What was happening? What had come over us? Had we all regressed back to the terrible twos? No, we hadn’t, we were just victims of what I call the Pandemic Tantrum and it’s not just for little ones. And we were ALL experiencing them again.
At first I felt terrible about the way we were all behaving. I know the pandemic has been hard, but are we really back to being toddlers? So I decided to do a little research. I found out that a tantrum is caused when the amygdala (the emotion center of the brain) detects a threat and the hypothalamus (the hormone center of the brain) causes you to snap. Without the developed prefrontal cortex of an adult to self regulate, most young children, and sometimes teens, lose it, triggering emotional fireworks going off in the brain. Kids’ brains literally don’t have the capacity to calm down the triggering of the threat and as a result they snap, cue the tantrum.

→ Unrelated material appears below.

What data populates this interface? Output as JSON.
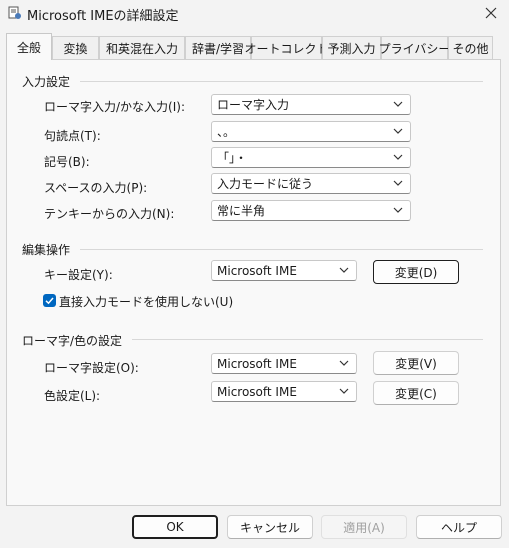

After my office visit with Dr. Internet I found an explanation for what’s going on with us. More than ever before in our lives are on edge. Since March, we have faced fears and disappointments that we never imagined. Under lockdown, we are faced with uncertainty of the vague threat of COVID, the poor quality of diplomacy exhibited by the President, political division, fire, poor air quality, no in-person school, hurricanes up and down the east coast, no summer camp, no certainty of when things will be back to normal, no traditional holidays, not to mention the pain, sorrow I feel for the trauma of systemic racism and the disproportionate impact of COVID on People of Color and marginalized groups. All of this is squeezing any last semblance of “normal life” we once had. Where we all had developed the ability to temper our emotions and outbursts, our hypothalamus and amygdala are working overtime to monitor all these threats and react with fight or flight. At the same time our prefrontal cortexes are DONE and have taken their own trip to Mexico, leaving us raw.

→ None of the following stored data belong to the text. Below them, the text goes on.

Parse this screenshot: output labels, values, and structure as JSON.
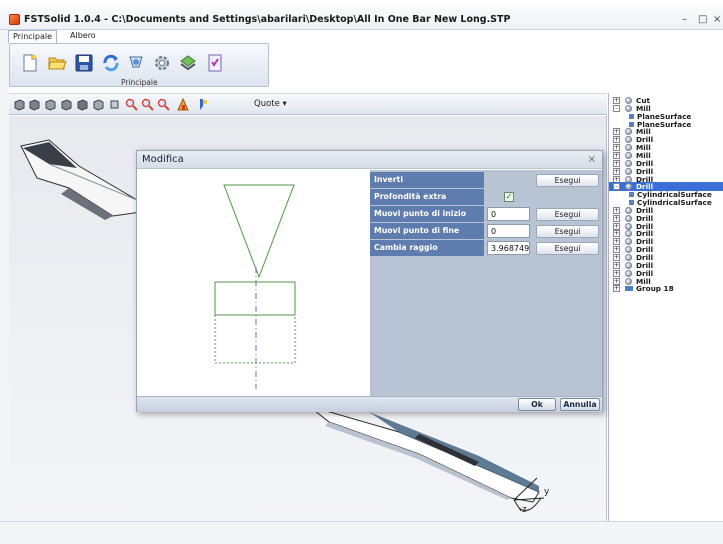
{
  "window": {
    "title": "FSTSolid 1.0.4 - C:\\Documents and Settings\\abarilari\\Desktop\\All In One Bar New Long.STP",
    "minimize": "–",
    "maximize": "□",
    "close": "×"
  },
  "ribbon": {
    "tabs": [
      {
        "label": "Principale",
        "active": true
      },
      {
        "label": "Albero",
        "active": false
      }
    ],
    "group_label": "Principale",
    "buttons": [
      "new-file-icon",
      "open-folder-icon",
      "save-icon",
      "refresh-icon",
      "tool-icon",
      "settings-gear-icon",
      "export-icon",
      "checklist-icon"
    ]
  },
  "toolbar": {
    "quote_label": "Quote"
  },
  "tree": {
    "nodes": [
      {
        "label": "Cut",
        "level": 0,
        "expander": "+",
        "kind": "ball"
      },
      {
        "label": "Mill",
        "level": 0,
        "expander": "-",
        "kind": "ball"
      },
      {
        "label": "PlaneSurface",
        "level": 1,
        "expander": "",
        "kind": "square"
      },
      {
        "label": "PlaneSurface",
        "level": 1,
        "expander": "",
        "kind": "square"
      },
      {
        "label": "Mill",
        "level": 0,
        "expander": "+",
        "kind": "ball"
      },
      {
        "label": "Drill",
        "level": 0,
        "expander": "+",
        "kind": "ball"
      },
      {
        "label": "Mill",
        "level": 0,
        "expander": "+",
        "kind": "ball"
      },
      {
        "label": "Mill",
        "level": 0,
        "expander": "+",
        "kind": "ball"
      },
      {
        "label": "Drill",
        "level": 0,
        "expander": "+",
        "kind": "ball"
      },
      {
        "label": "Drill",
        "level": 0,
        "expander": "+",
        "kind": "ball"
      },
      {
        "label": "Drill",
        "level": 0,
        "expander": "+",
        "kind": "ball"
      },
      {
        "label": "Drill",
        "level": 0,
        "expander": "-",
        "kind": "ball",
        "selected": true
      },
      {
        "label": "CylindricalSurface",
        "level": 1,
        "expander": "",
        "kind": "square"
      },
      {
        "label": "CylindricalSurface",
        "level": 1,
        "expander": "",
        "kind": "square"
      },
      {
        "label": "Drill",
        "level": 0,
        "expander": "+",
        "kind": "ball"
      },
      {
        "label": "Drill",
        "level": 0,
        "expander": "+",
        "kind": "ball"
      },
      {
        "label": "Drill",
        "level": 0,
        "expander": "+",
        "kind": "ball"
      },
      {
        "label": "Drill",
        "level": 0,
        "expander": "+",
        "kind": "ball"
      },
      {
        "label": "Drill",
        "level": 0,
        "expander": "+",
        "kind": "ball"
      },
      {
        "label": "Drill",
        "level": 0,
        "expander": "+",
        "kind": "ball"
      },
      {
        "label": "Drill",
        "level": 0,
        "expander": "+",
        "kind": "ball"
      },
      {
        "label": "Drill",
        "level": 0,
        "expander": "+",
        "kind": "ball"
      },
      {
        "label": "Drill",
        "level": 0,
        "expander": "+",
        "kind": "ball"
      },
      {
        "label": "Mill",
        "level": 0,
        "expander": "+",
        "kind": "ball"
      },
      {
        "label": "Group 18",
        "level": 0,
        "expander": "+",
        "kind": "group"
      }
    ]
  },
  "dialog": {
    "title": "Modifica",
    "close": "×",
    "rows": [
      {
        "label": "Inverti",
        "value": "",
        "control": "none",
        "button": "Esegui"
      },
      {
        "label": "Profondità extra",
        "value": "✓",
        "control": "checkbox",
        "button": ""
      },
      {
        "label": "Muovi punto di inizio",
        "value": "0",
        "control": "input",
        "button": "Esegui"
      },
      {
        "label": "Muovi punto di fine",
        "value": "0",
        "control": "input",
        "button": "Esegui"
      },
      {
        "label": "Cambia raggio",
        "value": "3.968749!",
        "control": "input",
        "button": "Esegui"
      }
    ],
    "ok_label": "Ok",
    "cancel_label": "Annulla"
  },
  "viewport": {
    "axis_y": "y",
    "axis_z": "z"
  },
  "colors": {
    "preview_stroke": "#4f9a44",
    "selected": "#3a6fd8",
    "prop_label_bg": "#5f7cae"
  }
}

So here we are - naked and exposed, with our emotions tied to all the things right now that are out of control. What can we do? Short of getting out the old “What to Expect with a Two-Year Old” books somewhere stored with the baby clothes, I’ve taken a page from those old chestnuts of managing tantrums, and I’m applying them to all four of us.
As is often the case when we parent, I realized that I needed to soothe myself before I could help the kids. I have to take a breath and recognize that I am having a tantrum of my own. First, I let myself feel the anger, the frustration, the tyranny of it all. I have to let myself get mad. I try yelling into a pillow or in my car alone, or I can write (but not send) a scathing email. I know that resistance is futile, that I have to let myself feel the anger, give into the emotion. Let it out, so I can release and move on.
As I cool off, my prefrontal cortex reactivates and I can acknowledge that life is NOT even close to normal. I shared with my family what I learned about brain science and the new outbursts we were all experiencing. Together we came up with how to support each other when Hurricane Tantrum comes ashore. Here are the five things we all have agreed to do when someone else is melting down: we try not to yell back, we honor the feelings of anger and frustration, we try not take outbursts personally, we de-escalate things by staying calm and we use humor, distraction and hugs whenever possible. And we are encouraging ourselves to practice gratitude and compassion for ourselves and each other, even when we lose it.
And we acknowledged that we ARE under threat right now, that we will snap, and that more tantrums are inevitable. It’s actually comforting to know that our brains are working. In fact it’s probably the emotional release we all need under the circumstances.
That’s what is happening in my house and you know what...I’ve decided that it’s ok. With my new understanding of the brain science behind tantrums and my tantrum refresher course we are ready and able to ride them out until this pandemic is over and our brains can recalibrate as our lives get back to normal.